GP : Vous aimez dire que la transition écologique ce sont des éléments de langage, que voulez-vous dire ?
C.R : Nous devons donner des éléments de langage à nos golfeurs. En effet, nombreux sont ceux qui sont totalement étrangers à l’entretien des terrains de jeu, à l’arrosage, aux opérations mécaniques etc .
Par exemple, trop peu de golfeurs sont à même de véhiculer des informations concernant les nouvelles graminées (moins consommatrices en eau) ; encore moins sont capable de parler d’évapotranspiration journalière, ou de donner des exemples d’opérations mécaniques nécessaires à l’épanouissement des gazons !
Pourtant ma grand-mère disait, il y a 50 ans, en cultivant son jardin « un binage égale 2 arrosages » ! Nos anciens connaissait parfaitement les bienfaits de travailler les sols pour obtenir de belles plantes.

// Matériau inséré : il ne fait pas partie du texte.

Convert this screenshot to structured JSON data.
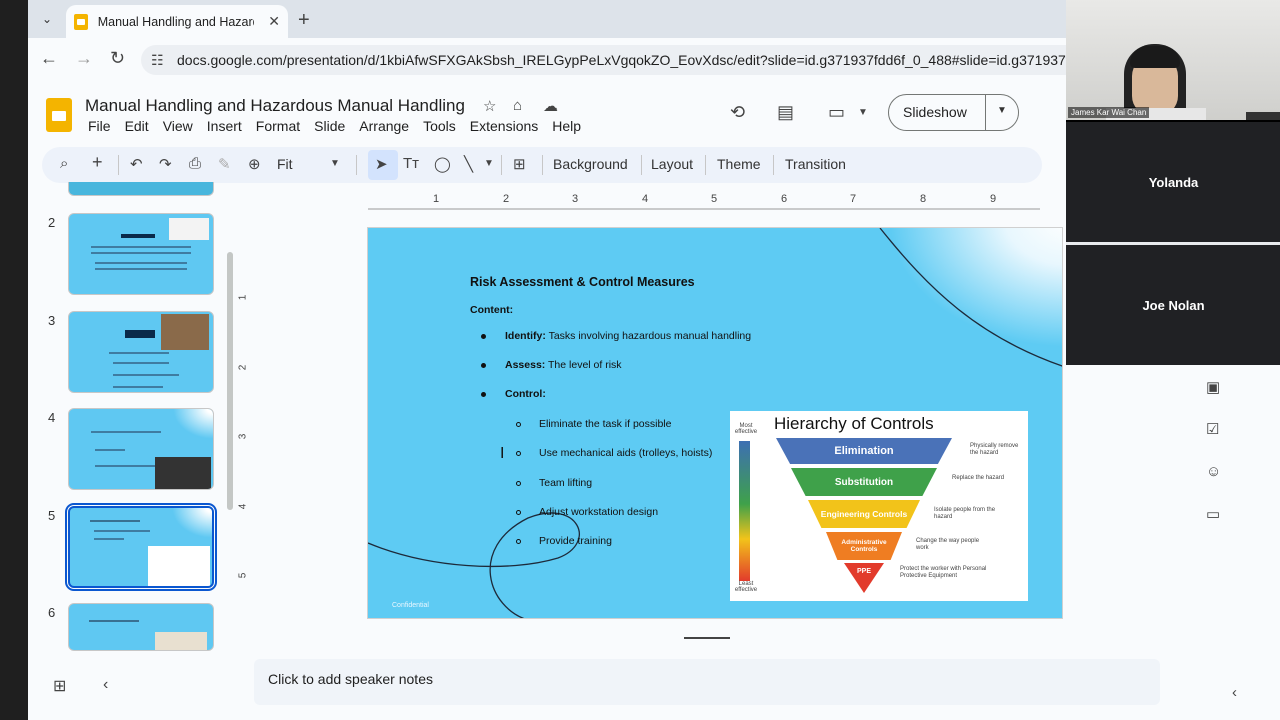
{
  "browser": {
    "tab_title": "Manual Handling and Hazardous",
    "url": "docs.google.com/presentation/d/1kbiAfwSFXGAkSbsh_IRELGypPeLxVgqokZO_EovXdsc/edit?slide=id.g371937fdd6f_0_488#slide=id.g371937fdd6f"
  },
  "docs": {
    "title": "Manual Handling and Hazardous Manual Handling",
    "menu": [
      "File",
      "Edit",
      "View",
      "Insert",
      "Format",
      "Slide",
      "Arrange",
      "Tools",
      "Extensions",
      "Help"
    ],
    "slideshow_label": "Slideshow"
  },
  "toolbar": {
    "zoom": "Fit",
    "background": "Background",
    "layout": "Layout",
    "theme": "Theme",
    "transition": "Transition"
  },
  "filmstrip": {
    "slides": [
      {
        "num": "2"
      },
      {
        "num": "3"
      },
      {
        "num": "4"
      },
      {
        "num": "5"
      },
      {
        "num": "6"
      }
    ]
  },
  "ruler": {
    "h": [
      "1",
      "2",
      "3",
      "4",
      "5",
      "6",
      "7",
      "8",
      "9"
    ],
    "v": [
      "1",
      "2",
      "3",
      "4",
      "5"
    ]
  },
  "slide": {
    "heading": "Risk Assessment & Control Measures",
    "content_label": "Content:",
    "identify_label": "Identify:",
    "identify_text": " Tasks involving hazardous manual handling",
    "assess_label": "Assess:",
    "assess_text": " The level of risk",
    "control_label": "Control:",
    "controls": [
      "Eliminate the task if possible",
      "Use mechanical aids (trolleys, hoists)",
      "Team lifting",
      "Adjust workstation design",
      "Provide training"
    ],
    "footer": "Confidential"
  },
  "hierarchy": {
    "title": "Hierarchy of Controls",
    "most": "Most effective",
    "least": "Least effective",
    "tiers": [
      {
        "label": "Elimination",
        "note": "Physically remove the hazard",
        "color": "#4a72b8"
      },
      {
        "label": "Substitution",
        "note": "Replace the hazard",
        "color": "#3fa14a"
      },
      {
        "label": "Engineering Controls",
        "note": "Isolate people from the hazard",
        "color": "#f2c31a"
      },
      {
        "label": "Administrative Controls",
        "note": "Change the way people work",
        "color": "#ef7d22"
      },
      {
        "label": "PPE",
        "note": "Protect the worker with Personal Protective Equipment",
        "color": "#e23b2c"
      }
    ]
  },
  "notes": {
    "placeholder": "Click to add speaker notes"
  },
  "video": {
    "self_name": "James Kar Wai Chan",
    "participants": [
      "Yolanda",
      "Joe Nolan"
    ]
  }
}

En fait, il faut former nos golfeurs à « défendre » notre cause. Il n’est pas rare que dans un diner en ville, un golfeur ou un néo-golfeur ne soit la cible d’attaques de gens qui croient tout connaitre mieux que tout le monde ; aussitôt les clichés réapparaissent alors : le golf, sport de pollueurs, produits et engrais chimiques, sport qui consomme de l’eau à outrance…
Un golfeur formé ou informé sera à même de donner des éléments concrets et maîtrisés pour corriger les idées reçues et donner un vrai visage de nos golfs à la recherche d’une excellence en matière d’environnement. Chaque golfeur doit devenir un véritable soutien pour notre filière.

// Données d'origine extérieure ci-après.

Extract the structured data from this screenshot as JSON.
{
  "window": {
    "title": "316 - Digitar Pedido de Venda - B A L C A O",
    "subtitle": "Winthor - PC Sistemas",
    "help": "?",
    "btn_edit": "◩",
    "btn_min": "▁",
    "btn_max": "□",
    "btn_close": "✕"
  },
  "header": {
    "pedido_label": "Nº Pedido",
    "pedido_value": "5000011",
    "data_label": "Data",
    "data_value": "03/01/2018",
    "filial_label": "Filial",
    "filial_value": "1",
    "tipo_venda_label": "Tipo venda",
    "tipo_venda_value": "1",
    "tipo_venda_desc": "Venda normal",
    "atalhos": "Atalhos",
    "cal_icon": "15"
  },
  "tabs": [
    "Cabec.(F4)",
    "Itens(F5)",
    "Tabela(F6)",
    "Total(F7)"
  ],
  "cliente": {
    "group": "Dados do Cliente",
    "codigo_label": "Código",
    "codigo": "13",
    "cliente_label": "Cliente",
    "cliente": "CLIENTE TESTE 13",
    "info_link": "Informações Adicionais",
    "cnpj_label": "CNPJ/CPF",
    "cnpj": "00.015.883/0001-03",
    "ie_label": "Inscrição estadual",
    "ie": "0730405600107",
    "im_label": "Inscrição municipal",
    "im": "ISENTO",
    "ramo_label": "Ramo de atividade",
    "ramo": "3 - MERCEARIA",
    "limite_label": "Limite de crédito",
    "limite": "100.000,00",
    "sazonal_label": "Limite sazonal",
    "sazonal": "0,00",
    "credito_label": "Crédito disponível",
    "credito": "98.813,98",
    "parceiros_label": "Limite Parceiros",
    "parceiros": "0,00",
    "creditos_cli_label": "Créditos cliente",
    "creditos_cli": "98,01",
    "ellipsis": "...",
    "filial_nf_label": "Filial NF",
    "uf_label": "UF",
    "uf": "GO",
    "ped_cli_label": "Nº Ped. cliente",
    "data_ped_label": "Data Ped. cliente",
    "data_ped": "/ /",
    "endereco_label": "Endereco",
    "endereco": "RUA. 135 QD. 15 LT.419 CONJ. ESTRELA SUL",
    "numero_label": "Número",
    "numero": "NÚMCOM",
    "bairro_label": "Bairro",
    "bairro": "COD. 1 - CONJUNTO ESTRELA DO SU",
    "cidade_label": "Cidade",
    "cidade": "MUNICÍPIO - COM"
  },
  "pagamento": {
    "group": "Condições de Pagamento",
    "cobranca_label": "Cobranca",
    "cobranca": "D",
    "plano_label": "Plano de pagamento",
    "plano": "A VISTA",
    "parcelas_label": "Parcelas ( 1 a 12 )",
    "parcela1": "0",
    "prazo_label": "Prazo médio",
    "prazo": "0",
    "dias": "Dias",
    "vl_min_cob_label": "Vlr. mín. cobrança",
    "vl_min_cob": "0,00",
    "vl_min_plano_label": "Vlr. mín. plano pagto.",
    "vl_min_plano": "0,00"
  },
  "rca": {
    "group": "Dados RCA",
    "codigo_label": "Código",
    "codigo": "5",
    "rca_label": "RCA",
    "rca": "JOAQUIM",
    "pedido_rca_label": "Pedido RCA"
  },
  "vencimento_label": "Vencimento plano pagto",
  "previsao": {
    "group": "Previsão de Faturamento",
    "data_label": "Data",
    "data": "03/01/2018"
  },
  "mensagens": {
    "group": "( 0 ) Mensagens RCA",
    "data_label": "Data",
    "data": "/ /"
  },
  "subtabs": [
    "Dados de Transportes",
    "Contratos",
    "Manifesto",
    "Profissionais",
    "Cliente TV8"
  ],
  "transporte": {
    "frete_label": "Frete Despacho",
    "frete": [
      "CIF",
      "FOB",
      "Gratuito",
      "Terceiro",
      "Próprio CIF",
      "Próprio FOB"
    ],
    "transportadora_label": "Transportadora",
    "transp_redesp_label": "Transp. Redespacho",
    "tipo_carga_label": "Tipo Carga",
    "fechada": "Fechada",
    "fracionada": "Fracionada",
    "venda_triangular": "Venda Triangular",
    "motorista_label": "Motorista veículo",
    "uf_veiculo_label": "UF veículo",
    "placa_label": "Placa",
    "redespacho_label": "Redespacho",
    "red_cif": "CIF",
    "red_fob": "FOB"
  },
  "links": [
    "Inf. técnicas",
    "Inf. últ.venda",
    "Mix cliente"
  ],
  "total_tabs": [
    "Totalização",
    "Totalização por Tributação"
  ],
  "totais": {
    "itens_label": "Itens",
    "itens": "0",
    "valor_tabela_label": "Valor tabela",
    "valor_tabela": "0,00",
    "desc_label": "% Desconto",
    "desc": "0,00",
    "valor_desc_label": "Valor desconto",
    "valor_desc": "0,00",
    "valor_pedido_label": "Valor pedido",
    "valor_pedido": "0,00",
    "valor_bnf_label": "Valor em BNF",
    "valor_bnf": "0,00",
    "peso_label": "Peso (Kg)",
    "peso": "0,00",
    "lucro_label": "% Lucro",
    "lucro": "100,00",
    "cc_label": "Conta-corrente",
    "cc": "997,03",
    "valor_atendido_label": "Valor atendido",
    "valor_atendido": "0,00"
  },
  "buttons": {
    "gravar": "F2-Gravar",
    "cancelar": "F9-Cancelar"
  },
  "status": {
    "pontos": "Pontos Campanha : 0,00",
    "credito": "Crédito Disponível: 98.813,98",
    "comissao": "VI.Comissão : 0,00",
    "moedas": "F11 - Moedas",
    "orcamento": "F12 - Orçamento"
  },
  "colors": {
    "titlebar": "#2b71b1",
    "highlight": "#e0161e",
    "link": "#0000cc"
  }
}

GP : Le contrat de progrès qui a été signé vendredi entre la ffgolf et l’agence de l’eau Adour Garonne est-il déclinable ailleurs ?
Le contrat de progrès signé vendredi sera sans doute décliné dans les autres agences de l’eau en France. Les enjeux sont très importants notamment en Bretagne, dans le sud-est en Languedoc-Roussillon… Il existe déjà un contrat de ce type signé pour l’agence de l’eau Seine Normandie. Nous sommes sur la bonne voie.